Arec will soon be coming home with Roycroft to begin a career with Barnstable. But this little pup has some very big paw prints to fill.

Only a few weeks ago, Roycroft lost his K-9 partner, Cole, to cancer. The 10-year-old German shepherd, who spent all of his nine-year working life in Roycroft’s company — did it all. He found lost elderly people, tracked a man who tried to rape a young girl in her own bedroom, and sank his teeth into more than a few optimists who believed they could outrun a police dog.

“I was just the guy at the end of the lead,” Roycroft said. “From the first time he jumped into the back of a cruiser to the last time he jumped out, Cole wanted to work.”

 

Although Roycroft doesn’t say so, other K-9 officers will say it for him.

“Cole was one of the most incredible dogs, a real hero,” said Lt. Barney Murphy, second in command of the Barnstable Sheriff’s Department K-9 unit. “He worked up to two days before he died and never slowed down.”
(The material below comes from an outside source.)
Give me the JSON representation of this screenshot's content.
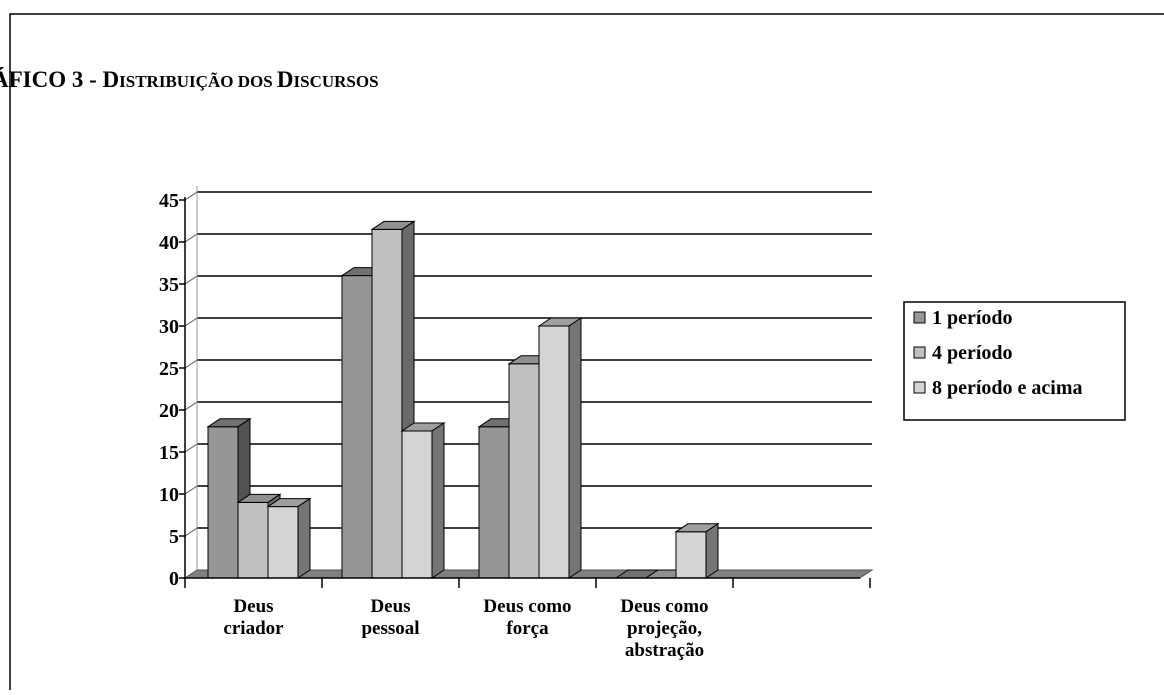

Cole’s illness and death have prompted Roycroft and the two other Barnstable K-9 officers to form a tax-exempt, nonprofit organization aimed at paying for medical treatment of the department’s dogs.
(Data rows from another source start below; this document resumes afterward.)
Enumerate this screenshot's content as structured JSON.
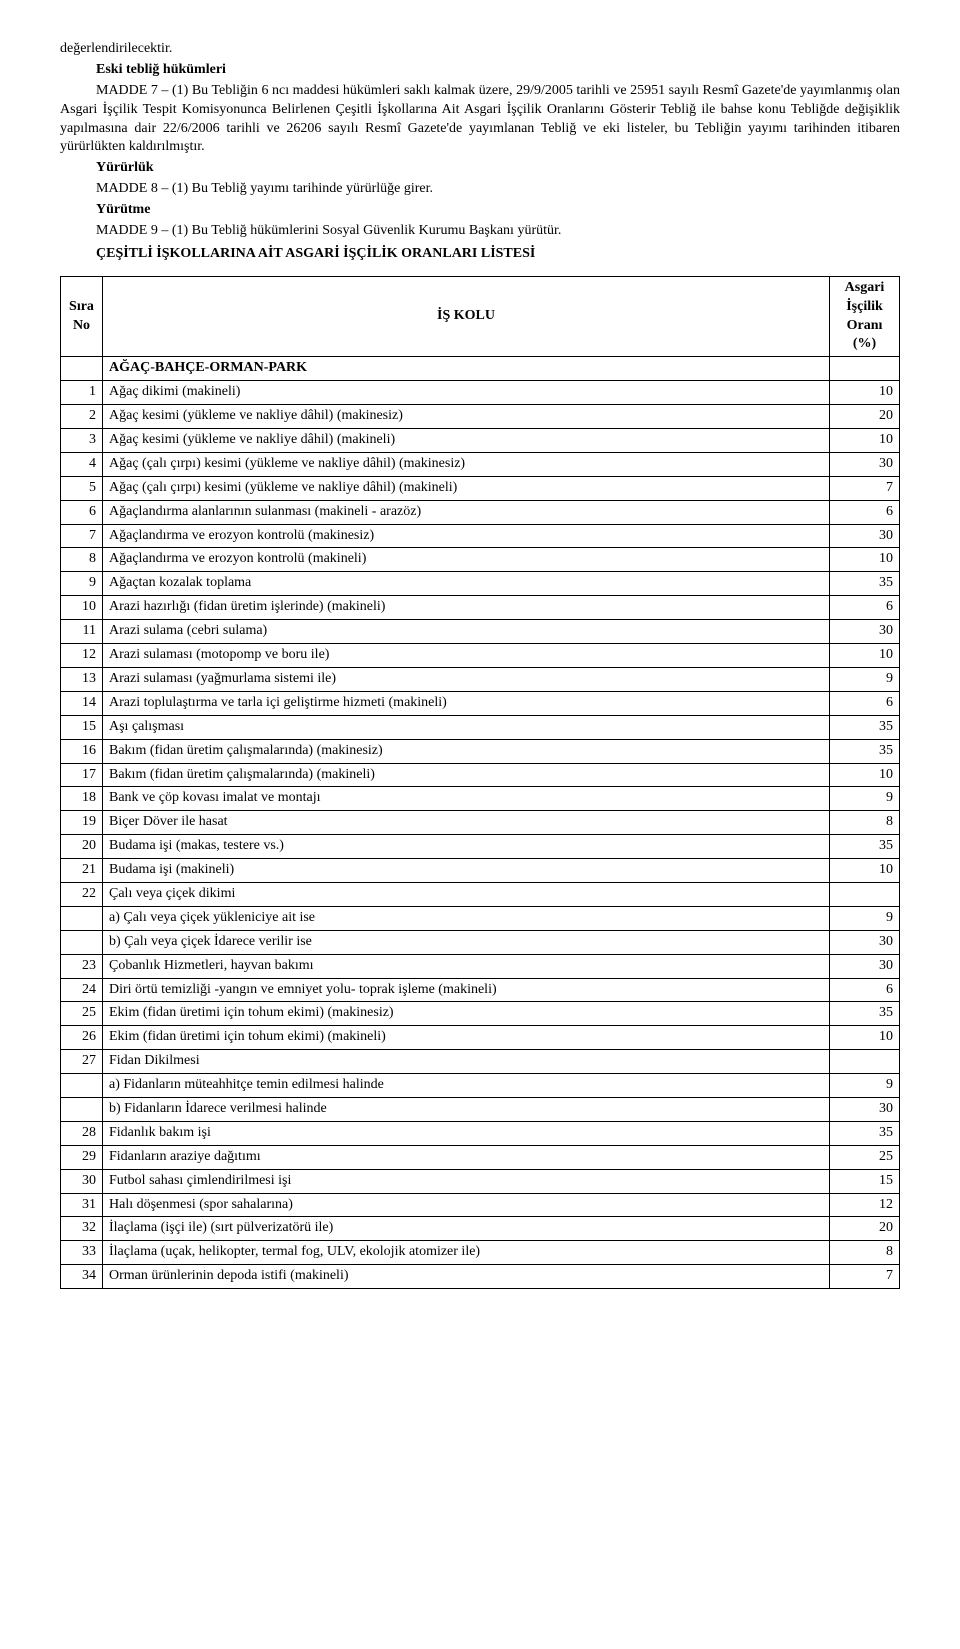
{
  "intro": {
    "line1": "değerlendirilecektir.",
    "heading1": "Eski tebliğ hükümleri",
    "madde7": "MADDE 7 – (1) Bu Tebliğin 6 ncı maddesi hükümleri saklı kalmak üzere, 29/9/2005 tarihli ve 25951 sayılı Resmî Gazete'de yayımlanmış olan Asgari İşçilik Tespit Komisyonunca Belirlenen Çeşitli İşkollarına Ait Asgari İşçilik Oranlarını Gösterir Tebliğ ile bahse konu Tebliğde değişiklik yapılmasına dair 22/6/2006 tarihli ve 26206 sayılı Resmî Gazete'de yayımlanan Tebliğ ve eki listeler, bu Tebliğin yayımı tarihinden itibaren yürürlükten kaldırılmıştır.",
    "heading2": "Yürürlük",
    "madde8": "MADDE 8 – (1) Bu Tebliğ yayımı tarihinde yürürlüğe girer.",
    "heading3": "Yürütme",
    "madde9": "MADDE 9 – (1) Bu Tebliğ hükümlerini Sosyal Güvenlik Kurumu Başkanı yürütür.",
    "list_title": "ÇEŞİTLİ İŞKOLLARINA AİT ASGARİ İŞÇİLİK ORANLARI LİSTESİ"
  },
  "table": {
    "headers": {
      "sira": "Sıra No",
      "iskolu": "İŞ KOLU",
      "oran": "Asgari İşçilik Oranı (%)"
    },
    "section": "AĞAÇ-BAHÇE-ORMAN-PARK",
    "rows": [
      {
        "n": "1",
        "name": "Ağaç dikimi (makineli)",
        "v": "10"
      },
      {
        "n": "2",
        "name": "Ağaç kesimi (yükleme ve nakliye dâhil) (makinesiz)",
        "v": "20"
      },
      {
        "n": "3",
        "name": "Ağaç kesimi (yükleme ve nakliye dâhil) (makineli)",
        "v": "10"
      },
      {
        "n": "4",
        "name": "Ağaç (çalı çırpı) kesimi (yükleme ve nakliye dâhil) (makinesiz)",
        "v": "30"
      },
      {
        "n": "5",
        "name": "Ağaç (çalı çırpı) kesimi (yükleme ve nakliye dâhil) (makineli)",
        "v": "7"
      },
      {
        "n": "6",
        "name": "Ağaçlandırma alanlarının sulanması (makineli - arazöz)",
        "v": "6"
      },
      {
        "n": "7",
        "name": "Ağaçlandırma ve erozyon kontrolü (makinesiz)",
        "v": "30"
      },
      {
        "n": "8",
        "name": "Ağaçlandırma ve erozyon kontrolü (makineli)",
        "v": "10"
      },
      {
        "n": "9",
        "name": "Ağaçtan kozalak toplama",
        "v": "35"
      },
      {
        "n": "10",
        "name": "Arazi hazırlığı (fidan üretim işlerinde) (makineli)",
        "v": "6"
      },
      {
        "n": "11",
        "name": "Arazi sulama (cebri sulama)",
        "v": "30"
      },
      {
        "n": "12",
        "name": "Arazi sulaması (motopomp ve boru ile)",
        "v": "10"
      },
      {
        "n": "13",
        "name": "Arazi sulaması (yağmurlama sistemi ile)",
        "v": "9"
      },
      {
        "n": "14",
        "name": "Arazi toplulaştırma ve tarla içi geliştirme hizmeti (makineli)",
        "v": "6"
      },
      {
        "n": "15",
        "name": "Aşı çalışması",
        "v": "35"
      },
      {
        "n": "16",
        "name": "Bakım (fidan üretim çalışmalarında) (makinesiz)",
        "v": "35"
      },
      {
        "n": "17",
        "name": "Bakım (fidan üretim çalışmalarında) (makineli)",
        "v": "10"
      },
      {
        "n": "18",
        "name": "Bank ve çöp kovası imalat ve montajı",
        "v": "9"
      },
      {
        "n": "19",
        "name": "Biçer Döver ile hasat",
        "v": "8"
      },
      {
        "n": "20",
        "name": "Budama işi  (makas, testere vs.)",
        "v": "35"
      },
      {
        "n": "21",
        "name": "Budama işi (makineli)",
        "v": "10"
      },
      {
        "n": "22",
        "name": "Çalı veya çiçek dikimi",
        "v": "",
        "subs": [
          {
            "name": "a) Çalı veya çiçek yükleniciye ait ise",
            "v": "9"
          },
          {
            "name": "b) Çalı veya çiçek İdarece verilir ise",
            "v": "30"
          }
        ]
      },
      {
        "n": "23",
        "name": "Çobanlık Hizmetleri, hayvan bakımı",
        "v": "30"
      },
      {
        "n": "24",
        "name": "Diri örtü temizliği -yangın ve emniyet yolu- toprak işleme (makineli)",
        "v": "6"
      },
      {
        "n": "25",
        "name": "Ekim (fidan üretimi için tohum ekimi) (makinesiz)",
        "v": "35"
      },
      {
        "n": "26",
        "name": "Ekim (fidan üretimi için tohum ekimi) (makineli)",
        "v": "10"
      },
      {
        "n": "27",
        "name": "Fidan Dikilmesi",
        "v": "",
        "subs": [
          {
            "name": "a) Fidanların müteahhitçe temin edilmesi halinde",
            "v": "9"
          },
          {
            "name": "b) Fidanların İdarece verilmesi halinde",
            "v": "30"
          }
        ]
      },
      {
        "n": "28",
        "name": "Fidanlık bakım işi",
        "v": "35"
      },
      {
        "n": "29",
        "name": "Fidanların araziye dağıtımı",
        "v": "25"
      },
      {
        "n": "30",
        "name": "Futbol sahası çimlendirilmesi işi",
        "v": "15"
      },
      {
        "n": "31",
        "name": "Halı döşenmesi (spor sahalarına)",
        "v": "12"
      },
      {
        "n": "32",
        "name": "İlaçlama (işçi ile) (sırt pülverizatörü ile)",
        "v": "20"
      },
      {
        "n": "33",
        "name": "İlaçlama (uçak, helikopter, termal fog, ULV, ekolojik atomizer ile)",
        "v": "8"
      },
      {
        "n": "34",
        "name": "Orman ürünlerinin depoda istifi (makineli)",
        "v": "7"
      }
    ]
  }
}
The Barnstable Police K-9 Fund is the first of its kind on the Cape and Islands, but it is not the first in the state.

The Braintree police organized the Working Dog Foundation, a tax-exempt nonprofit, for similar reasons.

Barnstable’s K-9 officers — Roycroft, Jeffrey Jackson and Troy Perry — will make the initial donations to the fund and schedule fundraisers.

The cost of maintaining a police dog runs about $500 to $600 a year, but treatment for injury or illness can run into the thousands.

At the training session last week in Duxbury where Arec strutted his stuff the subject was on the minds of officers from many departments.

None of them wants to see an injury or illness force a department to euthanize a dog rather than pay for expensive medical treatment.

“There is so much strain on police departments these days. Budgets have been cut and no one sees it improving in the future,” Roycroft said.

“We don’t want to see a choice have to be made between medical treatment for one of our dogs and budgets.”

There is a retirement fund for police dogs — the Cape Cod Police K-9 Relief Fund (online at capecodpolicek9.org/index.html) — that helps handlers take care of retired dogs, which generally become part of the handler’s family. Once a dog’s career is over, no public money is available to keep the dog.

Roycroft and fellow K-9 officers don’t want to see working dogs become victims of budget cutbacks.

In the meantime, Arec is a long way from retirement. Given his recent growth spurt and rambunctious personality, he appears to be in the best of health.

Arec is from a first litter of nine puppies whelped at the Barnstable County Sheriff’s Department as part of a new breeding and training program under the direction of Kenneth Ballinger.

Once the puppies were old enough, Ballinger, a second-generation breeder and trainer, farmed them out to foster families like that of Quincy K-9 Officer Smith, who will soon turn Arec’s training over to Roycroft.

It will probably be another eight months before Arec is a full-fledged departmental K-9, but it is only a matter of weeks before he starts riding around the patrol car with Roycroft.

“I’m looking forward to that,” Roycroft said with a smile. “It will be nice to have a partner in the car again.”